Android execution environments¶
Anbox Cloud supports two ways of running Android inside an instance: containerized Android and virtualized Android. The execution environment is determined by the image that an instance is based on - you choose an image when creating an instance, and the image determines how Android runs.
Both execution environments provide access to Android through the same streaming infrastructure and can coexist in the same Anbox Cloud deployment.
Containerized Android¶
With containerized Android, the Android system runs directly inside the LXD container. This is the execution environment used by jammy:* images (for example, jammy:android14:amd64).
Containerized Android supports the full set of Anbox Cloud features:
Applications and the application lifecycle (bootstrap, updates, versions)
Addons for image customisation
Platform plugins for custom rendering and input pipelines
Shell access to the Android environment through
anbox-shell
This is the execution environment that Anbox Cloud has used since its first release. The Android system shares the kernel with the host through LXD’s container isolation, which keeps resource overhead low and allows high instance density.
Virtualized Android¶
With virtualized Android, the Android system runs inside a Cuttlefish virtual machine within the LXD instance. This is the execution environment used by resolute:*-cf:* images (for example, resolute:android16-cf:amd64). The -cf suffix in the image name indicates that the image uses the Cuttlefish virtual device.

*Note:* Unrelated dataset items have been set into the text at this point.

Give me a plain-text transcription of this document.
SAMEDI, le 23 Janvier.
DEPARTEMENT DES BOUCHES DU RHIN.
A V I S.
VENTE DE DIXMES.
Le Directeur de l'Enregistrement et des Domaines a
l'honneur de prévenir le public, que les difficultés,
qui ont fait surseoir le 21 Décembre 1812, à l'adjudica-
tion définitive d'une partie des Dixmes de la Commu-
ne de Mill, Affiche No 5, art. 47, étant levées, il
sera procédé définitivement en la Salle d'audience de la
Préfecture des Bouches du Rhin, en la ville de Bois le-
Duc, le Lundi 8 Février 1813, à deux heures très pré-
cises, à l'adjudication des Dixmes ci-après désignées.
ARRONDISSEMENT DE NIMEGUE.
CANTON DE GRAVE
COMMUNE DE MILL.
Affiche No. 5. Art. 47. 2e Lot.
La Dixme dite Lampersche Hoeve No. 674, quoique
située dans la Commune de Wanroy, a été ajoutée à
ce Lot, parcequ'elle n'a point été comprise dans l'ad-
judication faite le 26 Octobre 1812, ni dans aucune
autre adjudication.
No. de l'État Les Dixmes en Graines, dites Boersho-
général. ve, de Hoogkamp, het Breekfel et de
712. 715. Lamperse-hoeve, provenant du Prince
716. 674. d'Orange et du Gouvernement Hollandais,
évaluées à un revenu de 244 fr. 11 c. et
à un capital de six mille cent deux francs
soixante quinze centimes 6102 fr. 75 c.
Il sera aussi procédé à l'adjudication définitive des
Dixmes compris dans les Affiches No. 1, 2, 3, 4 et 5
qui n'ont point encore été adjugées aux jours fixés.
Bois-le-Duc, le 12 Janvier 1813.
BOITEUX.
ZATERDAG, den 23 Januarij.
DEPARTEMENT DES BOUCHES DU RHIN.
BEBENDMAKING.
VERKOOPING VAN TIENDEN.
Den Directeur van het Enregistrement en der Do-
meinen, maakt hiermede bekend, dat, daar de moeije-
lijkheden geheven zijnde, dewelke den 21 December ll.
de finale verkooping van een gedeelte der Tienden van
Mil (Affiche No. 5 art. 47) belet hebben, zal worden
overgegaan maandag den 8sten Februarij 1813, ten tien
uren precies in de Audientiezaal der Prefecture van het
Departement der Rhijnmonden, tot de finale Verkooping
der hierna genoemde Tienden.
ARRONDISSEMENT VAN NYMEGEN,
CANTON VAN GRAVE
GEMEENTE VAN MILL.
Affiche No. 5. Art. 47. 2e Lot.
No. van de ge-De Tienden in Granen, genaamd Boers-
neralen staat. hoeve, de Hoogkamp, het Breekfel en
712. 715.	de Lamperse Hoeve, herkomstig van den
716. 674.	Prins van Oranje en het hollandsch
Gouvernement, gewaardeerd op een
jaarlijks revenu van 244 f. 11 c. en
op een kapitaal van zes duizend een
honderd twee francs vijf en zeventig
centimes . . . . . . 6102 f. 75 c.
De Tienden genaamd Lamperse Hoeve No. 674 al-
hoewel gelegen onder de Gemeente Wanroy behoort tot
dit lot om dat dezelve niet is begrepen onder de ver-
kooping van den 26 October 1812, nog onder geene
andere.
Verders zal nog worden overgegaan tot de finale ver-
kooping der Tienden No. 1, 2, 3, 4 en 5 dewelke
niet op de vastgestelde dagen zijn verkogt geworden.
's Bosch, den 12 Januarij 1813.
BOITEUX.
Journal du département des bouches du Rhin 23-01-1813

Cuttlefish is Google’s reference virtual Android device. Running Android through Cuttlefish means you get a standard, unmodified Android environment with no Anbox-specific changes to the Android system itself — the Android system image comes directly from Google’s build infrastructure. This is the right choice when you need Android to behave exactly as it does on a physical device or in Google’s own test environments.
Virtualized Android supports instances. To access the Android shell, use adb shell instead of anbox-shell. See Image types reference for the full feature comparison.
Virtualized Android is a good fit for the following scenarios:
Standard Android environments where you need Android to behave exactly as it does on a real device, without any Anbox-specific modifications to the Android system.
Custom Android or AAOS builds where you want to run your own Android system image inside Anbox Cloud. See Package a custom Android build for instructions.
VHAL development where native gRPC support for the vehicle HAL simplifies automotive development.
Workloads that benefit from stronger isolation where the additional virtualisation boundary between Android and the host is desirable.
Choosing between the two environments¶
Use virtualized Android when you need a standard Android environment that behaves exactly like a physical device or Google’s reference implementation, when you want to run a custom Android or AAOS build, or when you need native VHAL support for automotive use cases.
Use containerized Android when you are building on top of Anbox Cloud’s application and addon model for managed APK deployment, or when you need platform plugins for custom rendering and input pipelines.
Both image types can coexist in the same AMS deployment. You can register and use images of both types simultaneously and launch instances from either type as needed.